Le più frequenti condizioni cliniche a lungo termine correlate alla patologia sono ipertensione, malattia renale cronica e carcinoma epatocellulare. I sintomi cronici sono invece dolori addominali e muscolari, debolezza, nausea, stanchezza, ansia e insonnia. È evidente, quindi, che i pazienti affetti da questa malattia abbiano una qualità di vita peggiore rispetto alla popolazione generale, anche nei periodi in cui non si verificano attacchi acuti. Tuttavia, le ricerche condotte su questi temi sono esigue, e quelle esistenti riguardano principalmente soggetti con forme ricorrenti. Recentemente uno studio pubblicato sull'Orphanet Journal of Rare Diseases da un team di esperti spagnoli ha colmato questo gap: i ricercatori hanno infatti valutato l'impatto della malattia sullo stato di salute dei pazienti con forme non ricorrenti durante i periodi in cui non si verificano attacchi.

Nello studio sono stati inclusi cinquantacinque partecipanti, con un'età media di 44,7 anni: 28 affetti dalla forma latente (la più comune) e 27 da quella sporadica (la più frequente fra quelle sintomatiche). Gli specialisti hanno riesaminato le cartelle cliniche e hanno condotto interviste individuali, esami fisici, analisi biochimiche ed ecografie addominali. La qualità di vita è stata valutata tramite il questionario EQ-5D-5L, che misura cinque dimensioni: “mobilità”, “cura di sé”, “attività abituali”, “dolore/disagio” e “ansia/depressione”. Infine, è stato effettuato uno studio comparativo fra le due forme.
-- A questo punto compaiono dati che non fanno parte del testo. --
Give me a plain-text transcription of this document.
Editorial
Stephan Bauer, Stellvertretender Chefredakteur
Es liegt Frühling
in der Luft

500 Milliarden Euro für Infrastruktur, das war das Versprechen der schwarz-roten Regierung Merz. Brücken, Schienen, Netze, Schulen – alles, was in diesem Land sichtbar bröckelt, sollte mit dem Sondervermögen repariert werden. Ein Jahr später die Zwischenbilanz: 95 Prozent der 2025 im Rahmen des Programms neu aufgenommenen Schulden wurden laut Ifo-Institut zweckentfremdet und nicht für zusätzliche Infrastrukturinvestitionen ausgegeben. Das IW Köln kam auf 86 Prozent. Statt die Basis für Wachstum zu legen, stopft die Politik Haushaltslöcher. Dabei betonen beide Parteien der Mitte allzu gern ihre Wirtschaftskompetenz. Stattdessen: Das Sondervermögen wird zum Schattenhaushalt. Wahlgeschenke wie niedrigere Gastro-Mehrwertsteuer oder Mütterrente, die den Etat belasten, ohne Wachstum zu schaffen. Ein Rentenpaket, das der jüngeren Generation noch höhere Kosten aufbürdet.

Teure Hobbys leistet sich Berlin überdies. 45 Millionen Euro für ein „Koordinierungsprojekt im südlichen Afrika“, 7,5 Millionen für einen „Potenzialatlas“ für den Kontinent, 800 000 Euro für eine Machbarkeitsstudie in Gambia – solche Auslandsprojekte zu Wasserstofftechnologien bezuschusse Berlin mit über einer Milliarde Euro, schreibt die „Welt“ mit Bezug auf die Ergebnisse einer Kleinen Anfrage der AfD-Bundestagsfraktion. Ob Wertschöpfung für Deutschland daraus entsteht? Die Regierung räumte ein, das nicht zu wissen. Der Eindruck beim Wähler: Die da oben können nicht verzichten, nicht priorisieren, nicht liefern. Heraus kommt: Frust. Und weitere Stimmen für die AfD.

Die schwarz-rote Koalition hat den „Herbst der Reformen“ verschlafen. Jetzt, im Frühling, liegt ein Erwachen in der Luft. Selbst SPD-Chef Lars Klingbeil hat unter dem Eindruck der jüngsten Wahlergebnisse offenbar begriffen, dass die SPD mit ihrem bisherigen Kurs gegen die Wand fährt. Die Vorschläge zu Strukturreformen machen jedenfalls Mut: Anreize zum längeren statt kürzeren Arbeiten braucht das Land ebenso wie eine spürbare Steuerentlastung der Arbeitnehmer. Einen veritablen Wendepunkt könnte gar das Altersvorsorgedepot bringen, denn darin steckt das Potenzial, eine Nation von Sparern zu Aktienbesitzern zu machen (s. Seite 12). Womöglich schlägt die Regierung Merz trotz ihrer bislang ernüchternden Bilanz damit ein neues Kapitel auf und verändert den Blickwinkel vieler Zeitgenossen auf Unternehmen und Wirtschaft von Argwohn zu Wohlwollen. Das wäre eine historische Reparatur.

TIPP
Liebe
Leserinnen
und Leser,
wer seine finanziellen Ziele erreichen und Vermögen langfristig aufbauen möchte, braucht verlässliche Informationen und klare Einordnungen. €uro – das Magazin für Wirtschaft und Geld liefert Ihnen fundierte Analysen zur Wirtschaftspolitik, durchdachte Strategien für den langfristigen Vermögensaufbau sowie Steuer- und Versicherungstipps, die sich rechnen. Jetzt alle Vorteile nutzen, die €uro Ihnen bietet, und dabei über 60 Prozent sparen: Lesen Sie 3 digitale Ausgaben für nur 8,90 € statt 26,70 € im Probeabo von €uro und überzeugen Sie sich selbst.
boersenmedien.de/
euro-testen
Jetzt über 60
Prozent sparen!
Relativamente alle condizioni cliniche a lungo termine dei partecipanti, il dato più interessante è che il 14,5% di loro aveva ricevuto una diagnosi di malattia renale cronica, avvenuta all'età media di 34,6 anni, ed erano tutti affetti dalla forma sporadica. I sintomi cronici sono stati riportati nell'85,2% dei pazienti con AIP sporadica e nel 46,4% di quelli con AIP latente: il dolore addominale aspecifico e ricorrente è stato il sintomo più comune nell'AIP sporadica, seguito da affaticamento, dolore muscolare, ansia e insonnia, tutti con una frequenza significativamente più alta rispetto all'AIP latente. In quest'ultima forma, invece, il sintomo più riportato era l'ansia, seguita da affaticamento e dolore muscolare; l'ansia si è rivelata il principale problema psichiatrico in entrambi i gruppi, mentre i sintomi depressivi sono risultati meno frequenti. I pazienti con la forma sporadica hanno dunque uno stato di salute peggiore: in particolare, secondo il questionario EQ-5D-5L, l'impatto sui punteggi di “dolore/disagio”, “ansia/depressione” e “mobilità” era più intenso sia rispetto ai soggetti con la forma latente, sia rispetto alla popolazione generale spagnola.

“Il nostro studio, in sintesi, mostra che la porfiria acuta intermittente ha un impatto negativo sulla salute, ed evidenzia che i pazienti con la forma sporadica manifestano sintomi cronici significativi e condizioni cliniche a lungo termine, nonostante un basso tasso di attacchi o lunghi periodi senza attacchi”, spiegano gli autori. “L'AIP non dovrebbe essere considerata solo come una malattia acuta, poiché gli attacchi neuroviscerali non sono la sua unica espressione clinica. Ciò rafforza la necessità di un monitoraggio regolare dei pazienti con AIP sintomatica indipendentemente dal loro tasso di attacchi o dal tempo trascorso dal loro ultimo attacco, insieme a una corretta gestione del dolore”, concludono gli esperti spagnoli. “Particolare attenzione, infine, dovrebbe essere prestata alla funzione renale, al fine di rilevare il deterioramento precoce e la progressione verso la malattia renale cronica”.